Paddy O'Cybear3 min read

There's a popular shortcut in agent infrastructure: glue an LLM call to a serverless function and call it a platform. It demos well. It falls apart the moment an agent needs to run for more than fifteen minutes, hold state across steps, or recover from a crash without losing its work.

Agents are infrastructure-shaped

A useful agent is not a stateless request/response. It is:

  • Long-running — minutes to hours, sometimes days
  • Stateful — it accumulates context, intermediate results, and memory
  • Failure-prone — tools time out, models rate-limit, networks blip
  • Concurrent — many agents, many tenants, shared resources

That list is a description of the workloads Kubernetes was built to schedule, isolate, and heal. We didn't pick it because it's trendy; we picked it because the alternative is rebuilding orchestration, retries, and isolation badly.

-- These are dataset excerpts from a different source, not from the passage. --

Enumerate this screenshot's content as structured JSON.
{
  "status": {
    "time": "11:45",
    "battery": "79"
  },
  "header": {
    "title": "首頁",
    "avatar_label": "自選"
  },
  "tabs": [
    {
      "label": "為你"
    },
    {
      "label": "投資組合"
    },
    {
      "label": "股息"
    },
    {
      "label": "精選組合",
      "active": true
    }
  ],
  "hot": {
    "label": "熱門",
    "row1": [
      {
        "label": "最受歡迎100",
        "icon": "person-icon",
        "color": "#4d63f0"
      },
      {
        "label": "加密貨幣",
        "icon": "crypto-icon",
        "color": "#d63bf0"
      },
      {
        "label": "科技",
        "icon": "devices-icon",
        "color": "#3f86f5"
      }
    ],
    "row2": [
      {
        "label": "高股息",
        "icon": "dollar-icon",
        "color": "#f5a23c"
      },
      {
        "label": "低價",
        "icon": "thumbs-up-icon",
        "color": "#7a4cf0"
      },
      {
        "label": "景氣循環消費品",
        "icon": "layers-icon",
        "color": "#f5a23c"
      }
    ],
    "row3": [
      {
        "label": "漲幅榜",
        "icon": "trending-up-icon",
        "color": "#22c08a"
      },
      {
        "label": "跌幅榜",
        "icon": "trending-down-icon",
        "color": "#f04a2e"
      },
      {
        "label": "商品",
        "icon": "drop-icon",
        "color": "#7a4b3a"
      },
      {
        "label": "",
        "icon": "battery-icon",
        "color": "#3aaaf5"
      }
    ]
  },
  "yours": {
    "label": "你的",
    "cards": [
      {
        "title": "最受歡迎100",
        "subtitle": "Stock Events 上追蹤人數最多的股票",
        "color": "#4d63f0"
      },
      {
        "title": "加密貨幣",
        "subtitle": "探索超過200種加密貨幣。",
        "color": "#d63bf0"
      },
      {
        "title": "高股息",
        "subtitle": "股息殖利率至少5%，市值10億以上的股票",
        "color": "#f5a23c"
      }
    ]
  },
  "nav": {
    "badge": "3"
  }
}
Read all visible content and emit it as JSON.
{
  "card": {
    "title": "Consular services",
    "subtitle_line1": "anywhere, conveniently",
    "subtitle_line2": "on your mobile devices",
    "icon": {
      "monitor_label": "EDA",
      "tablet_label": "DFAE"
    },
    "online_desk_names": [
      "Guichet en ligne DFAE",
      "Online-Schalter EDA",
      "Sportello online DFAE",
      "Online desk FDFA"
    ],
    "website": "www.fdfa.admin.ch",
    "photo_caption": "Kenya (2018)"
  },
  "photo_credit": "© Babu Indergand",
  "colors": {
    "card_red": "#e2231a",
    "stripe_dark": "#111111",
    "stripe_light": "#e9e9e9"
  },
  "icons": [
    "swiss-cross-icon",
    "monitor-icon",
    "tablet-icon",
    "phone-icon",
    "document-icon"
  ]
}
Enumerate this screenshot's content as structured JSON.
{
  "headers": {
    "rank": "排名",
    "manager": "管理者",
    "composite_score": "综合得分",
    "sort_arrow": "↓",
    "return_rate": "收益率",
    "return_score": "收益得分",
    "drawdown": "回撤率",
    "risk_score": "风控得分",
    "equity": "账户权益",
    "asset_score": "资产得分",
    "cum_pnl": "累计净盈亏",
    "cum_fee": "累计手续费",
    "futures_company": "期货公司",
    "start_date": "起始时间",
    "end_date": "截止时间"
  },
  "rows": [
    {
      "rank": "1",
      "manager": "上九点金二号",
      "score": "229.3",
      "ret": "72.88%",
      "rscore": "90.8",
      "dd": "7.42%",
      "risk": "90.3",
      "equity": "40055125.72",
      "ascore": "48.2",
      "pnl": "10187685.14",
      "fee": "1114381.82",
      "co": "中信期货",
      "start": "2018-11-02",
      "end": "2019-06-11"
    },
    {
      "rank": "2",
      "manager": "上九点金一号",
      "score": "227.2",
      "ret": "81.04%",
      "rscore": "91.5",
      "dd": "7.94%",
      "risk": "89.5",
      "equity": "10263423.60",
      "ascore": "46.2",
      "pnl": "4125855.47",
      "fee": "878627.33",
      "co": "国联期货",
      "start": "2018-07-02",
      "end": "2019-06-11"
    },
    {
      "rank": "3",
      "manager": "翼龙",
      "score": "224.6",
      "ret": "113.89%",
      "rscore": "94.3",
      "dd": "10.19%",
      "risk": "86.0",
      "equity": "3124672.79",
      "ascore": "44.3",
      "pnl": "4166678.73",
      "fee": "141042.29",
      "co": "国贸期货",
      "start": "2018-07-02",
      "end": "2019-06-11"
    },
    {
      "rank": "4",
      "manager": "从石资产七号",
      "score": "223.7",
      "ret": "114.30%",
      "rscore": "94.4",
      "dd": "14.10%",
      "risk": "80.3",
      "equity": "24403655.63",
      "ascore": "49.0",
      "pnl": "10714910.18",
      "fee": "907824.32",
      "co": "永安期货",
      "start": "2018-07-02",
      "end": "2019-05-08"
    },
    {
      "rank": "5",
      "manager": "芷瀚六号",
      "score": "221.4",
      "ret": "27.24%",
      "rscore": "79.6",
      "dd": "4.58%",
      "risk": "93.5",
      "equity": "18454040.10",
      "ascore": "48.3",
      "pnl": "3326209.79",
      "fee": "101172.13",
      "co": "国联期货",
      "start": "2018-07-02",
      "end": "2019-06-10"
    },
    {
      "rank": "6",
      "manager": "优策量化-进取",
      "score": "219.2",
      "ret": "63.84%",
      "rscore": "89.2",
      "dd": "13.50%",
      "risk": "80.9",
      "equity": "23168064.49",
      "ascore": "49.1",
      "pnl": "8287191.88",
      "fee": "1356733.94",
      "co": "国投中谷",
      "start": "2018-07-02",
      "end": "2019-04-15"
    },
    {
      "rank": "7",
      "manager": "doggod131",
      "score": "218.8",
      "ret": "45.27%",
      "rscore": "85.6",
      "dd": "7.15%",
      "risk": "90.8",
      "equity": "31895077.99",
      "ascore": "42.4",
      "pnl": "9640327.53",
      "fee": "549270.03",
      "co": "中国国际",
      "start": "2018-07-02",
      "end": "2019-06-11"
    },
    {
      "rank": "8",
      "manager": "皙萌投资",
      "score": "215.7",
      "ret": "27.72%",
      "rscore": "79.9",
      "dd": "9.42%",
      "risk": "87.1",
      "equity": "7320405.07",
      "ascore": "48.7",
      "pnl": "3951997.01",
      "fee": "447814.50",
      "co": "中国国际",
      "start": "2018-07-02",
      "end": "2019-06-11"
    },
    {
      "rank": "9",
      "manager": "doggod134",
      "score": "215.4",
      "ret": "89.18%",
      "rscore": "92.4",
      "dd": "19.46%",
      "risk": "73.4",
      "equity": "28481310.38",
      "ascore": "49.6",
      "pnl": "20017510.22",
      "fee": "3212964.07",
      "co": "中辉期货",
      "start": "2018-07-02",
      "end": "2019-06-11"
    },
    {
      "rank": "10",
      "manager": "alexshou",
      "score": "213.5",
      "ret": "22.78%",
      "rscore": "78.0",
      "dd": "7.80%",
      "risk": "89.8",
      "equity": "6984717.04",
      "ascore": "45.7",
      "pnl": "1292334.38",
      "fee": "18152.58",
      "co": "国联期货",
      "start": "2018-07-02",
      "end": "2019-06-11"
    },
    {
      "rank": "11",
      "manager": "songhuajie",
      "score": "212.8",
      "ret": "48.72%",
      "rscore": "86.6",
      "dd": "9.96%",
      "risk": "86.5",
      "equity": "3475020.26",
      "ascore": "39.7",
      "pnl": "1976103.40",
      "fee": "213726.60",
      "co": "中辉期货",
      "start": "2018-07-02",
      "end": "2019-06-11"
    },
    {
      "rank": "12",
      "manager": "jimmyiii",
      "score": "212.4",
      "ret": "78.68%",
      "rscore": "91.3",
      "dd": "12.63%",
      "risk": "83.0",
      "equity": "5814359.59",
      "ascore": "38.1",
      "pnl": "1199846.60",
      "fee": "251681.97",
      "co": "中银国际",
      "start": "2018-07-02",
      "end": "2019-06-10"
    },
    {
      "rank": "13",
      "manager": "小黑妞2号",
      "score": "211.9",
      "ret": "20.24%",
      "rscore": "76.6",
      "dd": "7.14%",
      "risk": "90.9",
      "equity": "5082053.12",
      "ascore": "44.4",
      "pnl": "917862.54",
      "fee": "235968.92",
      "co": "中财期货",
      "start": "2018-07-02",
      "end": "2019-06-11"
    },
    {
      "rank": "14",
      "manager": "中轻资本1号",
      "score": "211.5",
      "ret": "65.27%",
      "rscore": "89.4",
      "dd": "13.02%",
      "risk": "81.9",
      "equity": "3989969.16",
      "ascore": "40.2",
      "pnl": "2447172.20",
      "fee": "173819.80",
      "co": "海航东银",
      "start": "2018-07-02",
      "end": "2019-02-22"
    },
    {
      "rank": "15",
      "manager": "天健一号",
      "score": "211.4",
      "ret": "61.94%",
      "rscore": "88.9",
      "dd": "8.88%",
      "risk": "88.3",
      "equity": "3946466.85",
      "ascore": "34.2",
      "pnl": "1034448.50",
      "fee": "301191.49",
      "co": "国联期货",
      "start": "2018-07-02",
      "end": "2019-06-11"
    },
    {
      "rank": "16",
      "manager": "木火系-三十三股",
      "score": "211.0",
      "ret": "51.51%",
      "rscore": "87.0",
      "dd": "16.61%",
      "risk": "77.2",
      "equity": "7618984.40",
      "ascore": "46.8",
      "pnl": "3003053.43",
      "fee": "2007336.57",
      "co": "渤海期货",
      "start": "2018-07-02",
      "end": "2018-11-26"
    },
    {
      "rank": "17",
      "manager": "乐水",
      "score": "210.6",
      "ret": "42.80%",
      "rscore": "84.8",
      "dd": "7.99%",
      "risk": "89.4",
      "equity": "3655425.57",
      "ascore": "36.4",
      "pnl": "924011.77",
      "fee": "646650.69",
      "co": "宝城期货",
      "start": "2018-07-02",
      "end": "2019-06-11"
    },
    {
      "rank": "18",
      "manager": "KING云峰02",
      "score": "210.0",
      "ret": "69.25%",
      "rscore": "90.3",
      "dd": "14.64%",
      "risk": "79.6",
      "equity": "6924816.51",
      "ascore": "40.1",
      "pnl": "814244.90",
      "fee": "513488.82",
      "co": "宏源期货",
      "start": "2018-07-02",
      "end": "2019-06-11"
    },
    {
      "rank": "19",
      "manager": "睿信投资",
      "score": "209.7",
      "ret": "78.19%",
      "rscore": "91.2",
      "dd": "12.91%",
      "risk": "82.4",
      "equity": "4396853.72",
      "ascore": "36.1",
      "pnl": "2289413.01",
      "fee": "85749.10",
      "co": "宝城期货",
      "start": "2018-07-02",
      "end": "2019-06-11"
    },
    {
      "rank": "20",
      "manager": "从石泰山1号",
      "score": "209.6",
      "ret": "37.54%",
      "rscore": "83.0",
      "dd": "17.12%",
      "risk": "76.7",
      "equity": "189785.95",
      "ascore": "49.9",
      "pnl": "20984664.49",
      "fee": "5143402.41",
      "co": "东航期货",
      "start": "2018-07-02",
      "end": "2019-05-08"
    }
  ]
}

The "Lambda and a prayer" tax

ts
// The seductive version — until step 12 of 40 the function times out.
export async function handler(event: AgentEvent) {
  const plan = await llm.plan(event.goal)
  for (const step of plan.steps) {
    await runTool(step) // no durable state, no resumability
  }
}

When that function dies at step 12, there is no resumable state, no retry boundary, and no trace of what the agent already did. You rebuild durability from scratch — which is to say, you rebuild a workflow engine.

What we use instead

On the K8gentic platform, the foundation layer leans on infrastructure that has already solved these problems:

ConcernComponentWhy it matters for agents
Durable stepsTemporalResumable workflows, automatic retries
EventsRedpanda / NATSDecoupled, replayable agent messaging
IsolationNamespaces + CiliumOne tenant's agent can't see another's
ObservabilityOpenTelemetrySee exactly what an agent did, and when

A durable workflow makes the same agent loop look very different:

temporal
$ temporal workflow show -w agent-run-8f21

Every step is recorded, retried, and resumable. A crash at step 12 picks up at step 12 — not step 1, and not a support ticket.

The bet

Betting on Kubernetes for agents isn't nostalgia for YAML. It's the recognition that agentic is a systems-engineering problem wearing an AI hat — and the systems engineering was solved over a decade of running trillions of operations in production. We'd rather stand on that than on a prayer.